No Sector Left Behind
At least he has a clear agenda.
Yesterday, the President Obama called for a much needed overhaul in public education. While the No Child Left Behind Act, sprung from an unlikely alliance between former President George W. Bush and the late Senator Kennedy, left behind much to be desired regarding the improvement of government education, President Obama's proposal is not so much of an overhaul as a deeper disintegration of the failing educational system.
The administration would replace the law’s pass-fail school grading system with one that would measure individual students’ academic growth and judge schools based not on test scores alone but also on indicators like pupil attendance, graduation rates and learning climate.
You read that right. Pupil attendance and “learning climate” are proposed to be part of evaluating school success. That seems pretty clear to me: show up and we’ll keep throwing taxpayer money at the guard-like activities directors (formerly known as teachers).
In addition, President Obama would replace the law’s requirement that every American child reach proficiency in reading and math, which administration officials have called utopian, with a new national target that could prove equally elusive: that all students should graduate from high school prepared for college and a career.

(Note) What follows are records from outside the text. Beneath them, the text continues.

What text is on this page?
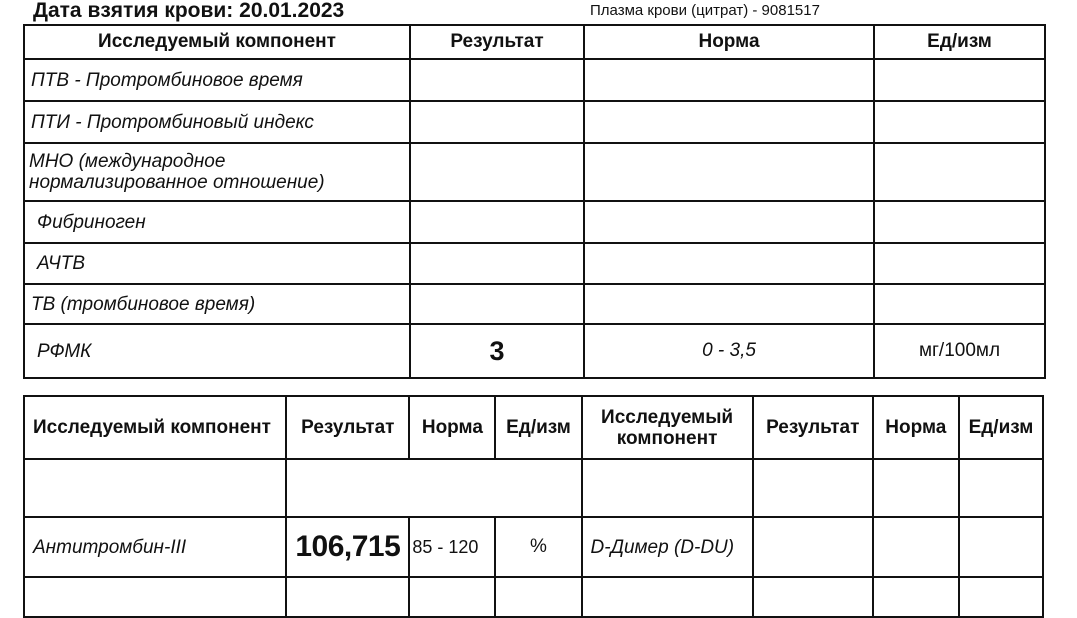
Дата взятия крови: 20.01.2023	Плазма крови (цитрат) - 9081517
Исследуемый компонент	Результат	Норма	Ед/изм
ПТВ - Протромбиновое время			
ПТИ - Протромбиновый индекс			
МНО (международное нормализированное отношение)			
Фибриноген			
АЧТВ			
ТВ (тромбиновое время)			
РФМК	3	0 - 3,5	мг/100мл
Исследуемый компонент	Результат	Норма	Ед/изм	Исследуемый компонент	Результат	Норма	Ед/изм

Антитромбин-III	106,715	85 - 120	%	D-Димер (D-DU)			
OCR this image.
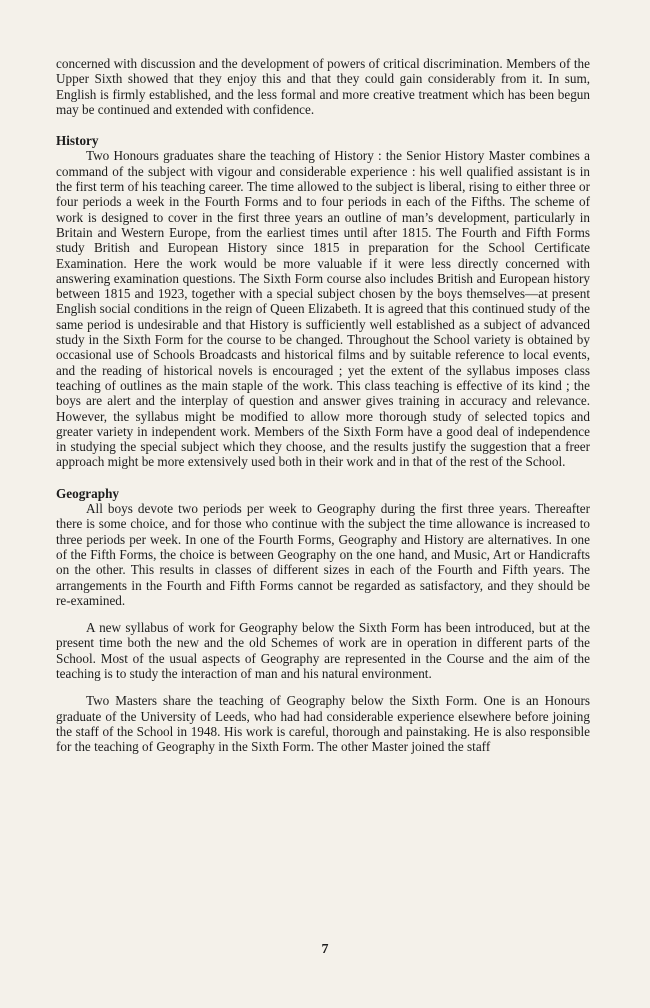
concerned with discussion and the development of powers of critical discrimination. Members of the Upper Sixth showed that they enjoy this and that they could gain considerably from it. In sum, English is firmly established, and the less formal and more creative treatment which has been begun may be continued and extended with confidence.

History

Two Honours graduates share the teaching of History : the Senior History Master combines a command of the subject with vigour and considerable experience : his well qualified assistant is in the first term of his teaching career. The time allowed to the subject is liberal, rising to either three or four periods a week in the Fourth Forms and to four periods in each of the Fifths. The scheme of work is designed to cover in the first three years an outline of man’s development, particularly in Britain and Western Europe, from the earliest times until after 1815. The Fourth and Fifth Forms study British and European History since 1815 in preparation for the School Certificate Examination. Here the work would be more valuable if it were less directly concerned with answering examination questions. The Sixth Form course also includes British and European history between 1815 and 1923, together with a special subject chosen by the boys themselves—at present English social conditions in the reign of Queen Elizabeth. It is agreed that this continued study of the same period is undesirable and that History is sufficiently well established as a subject of advanced study in the Sixth Form for the course to be changed. Throughout the School variety is obtained by occasional use of Schools Broadcasts and historical films and by suitable reference to local events, and the reading of historical novels is encouraged ; yet the extent of the syllabus imposes class teaching of outlines as the main staple of the work. This class teaching is effective of its kind ; the boys are alert and the interplay of question and answer gives training in accuracy and relevance. However, the syllabus might be modified to allow more thorough study of selected topics and greater variety in independent work. Members of the Sixth Form have a good deal of independence in studying the special subject which they choose, and the results justify the suggestion that a freer approach might be more extensively used both in their work and in that of the rest of the School.

Geography

All boys devote two periods per week to Geography during the first three years. Thereafter there is some choice, and for those who continue with the subject the time allowance is increased to three periods per week. In one of the Fourth Forms, Geography and History are alternatives. In one of the Fifth Forms, the choice is between Geography on the one hand, and Music, Art or Handicrafts on the other. This results in classes of different sizes in each of the Fourth and Fifth years. The arrangements in the Fourth and Fifth Forms cannot be regarded as satisfactory, and they should be re-examined.

A new syllabus of work for Geography below the Sixth Form has been introduced, but at the present time both the new and the old Schemes of work are in operation in different parts of the School. Most of the usual aspects of Geography are represented in the Course and the aim of the teaching is to study the interaction of man and his natural environment.

Two Masters share the teaching of Geography below the Sixth Form. One is an Honours graduate of the University of Leeds, who had had considerable experience elsewhere before joining the staff of the School in 1948. His work is careful, thorough and painstaking. He is also responsible for the teaching of Geography in the Sixth Form. The other Master joined the staff

7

Clear as day. The President indicates that proficiency in reading and math is not related to, let alone necessary for, success in college or a career, and that social utilitarianism, not the ability to think critically, is the goal of education.
Whatever you think about this Administration’s unprincipled mess of foggy social notions and utopian fiscal fantasies supporting its serious lack of moral, legal, and economic understanding of its proposals, you have to give them this: its clarity in doggedly pursuing to increase the role of government control over every aspect of our lives by any and every means possible is crystal clear.